A federally funded project has turned to AI to forecast the future of homelessness in Canada. And it's not looking great for York Region.
HelpSeeker Technology's computer algorithm uses 3,000 variables to predict different social and economic impacts of the pandemic throughout the country for homelessness, suicides, and domestic abuse. The data is stored, visualized, and synthesized for policy-makers to access in Helpseeker's Community Success Hub.
According to its modelling, the country could see an additional 1,236 people living on the streets in the next year –sadly, something that likely comes as no surprise to Greater Toronto Area (GTA) residents. Much of this growth is expected in Ontario, where homeless residents grow five times the national rate. Of particular concern is York Region, where homelessness could grow at 75 times the national average in the next year.
British Columbia (BC) follows Ontario, where homelessness is expected to grow at three times the national rate. It’s no coincidence that the cost of living and housing affordability is less attainable in both Ontario and BC than anywhere else in the country.

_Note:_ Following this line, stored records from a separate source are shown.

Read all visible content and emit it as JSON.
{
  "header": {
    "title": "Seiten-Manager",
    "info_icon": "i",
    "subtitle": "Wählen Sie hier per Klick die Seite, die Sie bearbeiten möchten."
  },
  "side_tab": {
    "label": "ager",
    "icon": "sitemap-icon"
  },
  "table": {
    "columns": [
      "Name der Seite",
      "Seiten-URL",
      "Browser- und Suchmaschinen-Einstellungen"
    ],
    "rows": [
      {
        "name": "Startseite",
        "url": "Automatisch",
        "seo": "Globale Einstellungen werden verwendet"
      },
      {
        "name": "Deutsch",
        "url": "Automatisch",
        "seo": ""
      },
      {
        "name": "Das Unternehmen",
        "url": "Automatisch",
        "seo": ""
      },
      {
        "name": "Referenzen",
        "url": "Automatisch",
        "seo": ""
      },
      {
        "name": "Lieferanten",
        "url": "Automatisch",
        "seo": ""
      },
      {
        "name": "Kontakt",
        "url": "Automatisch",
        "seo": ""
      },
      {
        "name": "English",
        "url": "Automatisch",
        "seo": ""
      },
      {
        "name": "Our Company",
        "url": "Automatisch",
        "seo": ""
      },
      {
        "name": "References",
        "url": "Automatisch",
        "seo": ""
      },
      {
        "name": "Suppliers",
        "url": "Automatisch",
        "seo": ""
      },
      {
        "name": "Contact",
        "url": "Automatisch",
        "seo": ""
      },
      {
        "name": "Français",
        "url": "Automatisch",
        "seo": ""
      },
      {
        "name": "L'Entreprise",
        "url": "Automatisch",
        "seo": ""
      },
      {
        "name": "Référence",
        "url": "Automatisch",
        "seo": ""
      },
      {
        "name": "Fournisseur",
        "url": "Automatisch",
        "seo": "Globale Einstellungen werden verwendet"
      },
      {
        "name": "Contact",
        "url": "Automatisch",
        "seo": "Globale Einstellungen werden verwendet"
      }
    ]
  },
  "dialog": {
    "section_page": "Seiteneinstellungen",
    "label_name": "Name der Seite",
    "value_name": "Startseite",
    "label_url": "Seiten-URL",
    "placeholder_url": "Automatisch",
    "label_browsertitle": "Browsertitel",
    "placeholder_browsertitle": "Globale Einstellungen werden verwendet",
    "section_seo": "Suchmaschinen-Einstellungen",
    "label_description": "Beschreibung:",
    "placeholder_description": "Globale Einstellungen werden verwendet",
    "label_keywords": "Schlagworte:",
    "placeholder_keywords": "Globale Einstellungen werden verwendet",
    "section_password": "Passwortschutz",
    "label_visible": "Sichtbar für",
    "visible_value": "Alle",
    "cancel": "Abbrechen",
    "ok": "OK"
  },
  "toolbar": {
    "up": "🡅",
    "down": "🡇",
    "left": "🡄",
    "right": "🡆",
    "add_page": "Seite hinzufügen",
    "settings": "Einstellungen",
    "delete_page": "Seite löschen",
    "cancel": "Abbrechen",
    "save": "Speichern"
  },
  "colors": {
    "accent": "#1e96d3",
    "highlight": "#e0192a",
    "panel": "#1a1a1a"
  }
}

In Toronto, looking around city streets, it’s glaringly apparent that the homeless crisis is boiling at the surface. As the City continues its agenda to clear the crowded encampments in its parks, tensions are only mounting between elected officials and Toronto police and vulnerable residents and homeless advocates. The prospect of a looming fourth wave of the pandemic only compounds the crisis.
But machine learning can be used to make important decisions and meaningful changes.
"We were pleasantly surprised that we could actually deliver useful results using machine learning; when we looked at the top indicators connected to homelessness that we're generated by the algorithm, we were surprised to see the connection to education come up to the top," says HelpSeeker founder Dr. Alina Turner. "This reaffirms how important it is to build policy holistically vs silos -- everything is connected, and we now understand much more how this manifests in data.”
Understanding the dynamics of homelessness using new tools and technology like AI offers opportunities to plan for the future versus reacting to crises, says Turner. "We know, for instance, that each community is very different as well, so what works in one city is not the same in another. So, saying we need more supportive housing is one thing; but saying we need X units targeting this specific group by X year, that's more interesting," she says.
Turner stresses that we can't work on homelessness policy in a vacuum. "The algorithm results reaffirmed we need a whole-of-government approach; we need education, social services, justice, housing, immigration, and Indigenous policy all lined up, or we will keep generating a fragmented social safety net, of which homelessness is a symptom," says Turner.